Increasingly we’ll need to come up with virtual experiences to engage colleagues and communities. The central opportunity to create intimate and authentic connections remains, and the barrier to entry for these gatherings through technology is as low as it’s ever been. The key is finding the best examples of innovative and inclusive narrative, and adapting them to smaller audiences in ways that can also scale to reach more people over time. Just one example is the 2018 award-winning, and timely, production, The Stranger Disease, which brought new life into the historic house museum by creating an intimate staged production that took on the often overlooked complexities of class and race which played out in the 1878 yellow fever outbreak in New Orleans.

4. Engage with equity and access in mind

Technological solutions can certainly help us get together in times when physical proximity is not an option, but they also have their limits. As we come back to digital solutions and get creative with how we connect and engage our audiences, now is a perfect time to build for equity and access for as wide of a range of people as possible. We can consider the digital divide and limitations of broadband access to particular communities as we roll out new solutions, and find ways to reach people who may not have easy access to computers. This challenge has been faced in cities across the country that have had to provide not only new methods for distance teaching, but the procurement of computers and WiFi hotspots for large populations of low-income residents. Cultural memory organizations have shown that they can be a gateway for access and a leader in providing content and connection through a variety of methods. We can make equity and accessibility a measure of our impact and success.

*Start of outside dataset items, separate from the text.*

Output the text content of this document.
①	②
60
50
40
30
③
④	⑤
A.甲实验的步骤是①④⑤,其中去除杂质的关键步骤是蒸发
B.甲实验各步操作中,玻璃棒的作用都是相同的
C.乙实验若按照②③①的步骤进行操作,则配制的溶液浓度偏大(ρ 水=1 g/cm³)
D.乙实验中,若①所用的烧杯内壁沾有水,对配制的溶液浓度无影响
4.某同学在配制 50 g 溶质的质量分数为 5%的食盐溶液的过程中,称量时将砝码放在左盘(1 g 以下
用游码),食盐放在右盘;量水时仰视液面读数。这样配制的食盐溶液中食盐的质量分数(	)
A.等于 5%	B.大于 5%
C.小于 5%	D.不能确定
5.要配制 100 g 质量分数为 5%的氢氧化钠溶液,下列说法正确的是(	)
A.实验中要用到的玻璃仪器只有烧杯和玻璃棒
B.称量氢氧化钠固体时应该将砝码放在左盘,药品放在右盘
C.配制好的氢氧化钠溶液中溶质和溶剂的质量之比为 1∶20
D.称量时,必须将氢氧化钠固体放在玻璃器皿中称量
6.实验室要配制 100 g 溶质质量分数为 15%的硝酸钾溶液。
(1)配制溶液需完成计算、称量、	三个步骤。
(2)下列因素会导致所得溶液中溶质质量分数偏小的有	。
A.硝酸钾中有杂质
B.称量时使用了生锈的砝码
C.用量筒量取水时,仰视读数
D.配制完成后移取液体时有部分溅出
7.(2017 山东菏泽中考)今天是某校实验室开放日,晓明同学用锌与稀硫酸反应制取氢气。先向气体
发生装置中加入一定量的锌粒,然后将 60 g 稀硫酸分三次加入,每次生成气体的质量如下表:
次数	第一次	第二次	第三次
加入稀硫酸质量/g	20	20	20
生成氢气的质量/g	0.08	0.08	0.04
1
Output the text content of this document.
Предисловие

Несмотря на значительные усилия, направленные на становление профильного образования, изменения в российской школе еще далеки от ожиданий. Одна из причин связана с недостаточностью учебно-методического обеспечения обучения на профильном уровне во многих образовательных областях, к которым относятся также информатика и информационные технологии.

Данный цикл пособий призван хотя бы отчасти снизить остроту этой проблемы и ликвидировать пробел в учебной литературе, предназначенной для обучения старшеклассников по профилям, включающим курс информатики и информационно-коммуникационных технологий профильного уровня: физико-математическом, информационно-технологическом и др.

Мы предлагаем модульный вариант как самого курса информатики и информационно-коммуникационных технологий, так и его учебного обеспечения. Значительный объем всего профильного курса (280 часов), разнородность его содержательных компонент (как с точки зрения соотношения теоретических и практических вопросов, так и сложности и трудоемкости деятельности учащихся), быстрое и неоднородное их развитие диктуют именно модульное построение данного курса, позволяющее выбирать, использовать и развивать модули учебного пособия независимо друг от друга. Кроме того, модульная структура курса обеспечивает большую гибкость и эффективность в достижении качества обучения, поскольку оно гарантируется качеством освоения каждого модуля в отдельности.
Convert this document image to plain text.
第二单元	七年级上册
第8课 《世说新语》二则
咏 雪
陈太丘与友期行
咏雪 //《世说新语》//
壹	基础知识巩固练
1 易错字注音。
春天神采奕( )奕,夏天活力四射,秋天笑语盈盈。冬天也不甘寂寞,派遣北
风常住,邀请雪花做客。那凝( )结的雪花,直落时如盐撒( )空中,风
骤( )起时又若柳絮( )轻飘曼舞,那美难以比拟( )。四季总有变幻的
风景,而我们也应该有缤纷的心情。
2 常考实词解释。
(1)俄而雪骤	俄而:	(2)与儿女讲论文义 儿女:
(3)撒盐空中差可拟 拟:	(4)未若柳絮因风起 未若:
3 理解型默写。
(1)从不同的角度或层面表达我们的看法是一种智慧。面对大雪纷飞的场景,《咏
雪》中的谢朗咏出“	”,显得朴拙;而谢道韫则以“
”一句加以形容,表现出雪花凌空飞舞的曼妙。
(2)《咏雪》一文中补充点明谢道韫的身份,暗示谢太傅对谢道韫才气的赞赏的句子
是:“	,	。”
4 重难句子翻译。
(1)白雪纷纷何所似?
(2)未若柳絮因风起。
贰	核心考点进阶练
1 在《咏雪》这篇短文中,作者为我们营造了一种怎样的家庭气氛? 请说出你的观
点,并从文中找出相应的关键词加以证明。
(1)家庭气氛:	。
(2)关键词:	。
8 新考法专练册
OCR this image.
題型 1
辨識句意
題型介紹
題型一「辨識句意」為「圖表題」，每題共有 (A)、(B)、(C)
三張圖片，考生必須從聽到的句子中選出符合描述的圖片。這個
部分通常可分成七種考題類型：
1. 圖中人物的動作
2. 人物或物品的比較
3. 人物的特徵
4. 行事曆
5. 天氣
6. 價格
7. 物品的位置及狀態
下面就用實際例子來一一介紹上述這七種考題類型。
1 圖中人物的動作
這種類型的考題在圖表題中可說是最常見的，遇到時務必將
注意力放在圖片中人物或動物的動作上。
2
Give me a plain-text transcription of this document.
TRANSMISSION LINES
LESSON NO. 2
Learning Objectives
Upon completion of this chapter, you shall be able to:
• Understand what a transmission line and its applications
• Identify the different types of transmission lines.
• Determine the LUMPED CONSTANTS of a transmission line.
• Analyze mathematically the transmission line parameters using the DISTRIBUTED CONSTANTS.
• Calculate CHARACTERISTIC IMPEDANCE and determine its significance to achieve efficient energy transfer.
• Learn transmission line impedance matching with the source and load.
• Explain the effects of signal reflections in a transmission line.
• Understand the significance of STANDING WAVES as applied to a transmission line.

5. Leverage assets to combine cultural memory centers with community needs like affordable housing

Now more than ever, we are reconsidering our public and private spaces, and how we can safely live and work together. Along with creating smaller, more authentic engagements, so too can we consider scaled down versions of cultural centers embedded within a variety of community housing solutions. While we’ll be feeling the pain of massive cuts to civic and municipal spending for years to come, we have the opportunity to leverage public and private assets to address multiple community needs. Shift calls it Knowledge-Centered Community Living, and imagines affordable housing built around diverse cultural organizations and community memory institutions. Many examples are starting to emerge, primarily with affordable senior housing, including public libraries in Chicago and Brooklyn, and a civil rights museum in New Orleans, to name a few. We believe there are many opportunities in smaller market cities for this type of development. Furthermore, we know through preliminary research as part of our work focused on community-based archives (see Architecting Sustainable Futures), that one common thread to a cultural organization’s longevity is property ownership. While this still requires seldom-funded capital expenditures for upkeep and maintenance, it keeps long-term funds in local communities rather than locked in the managed endowments of foundations.

These are just five ways that we can be sure that we do not return to normal, and that, if we act quickly, we can rebuild the cultural sector in ways that better reflect the values of an equitable society. Inequity has not happened by accident, it has been designed into our civic structure over a very long history. This will not be changed by cosmetic fixes to long-standing cultural institutions, but instead by a combination of long-term structural change within and a quantifiable shift to support community-based cultural organizations that embody a more just and equitable cultural landscape. This is our opportunity to rebuild with these values at the center.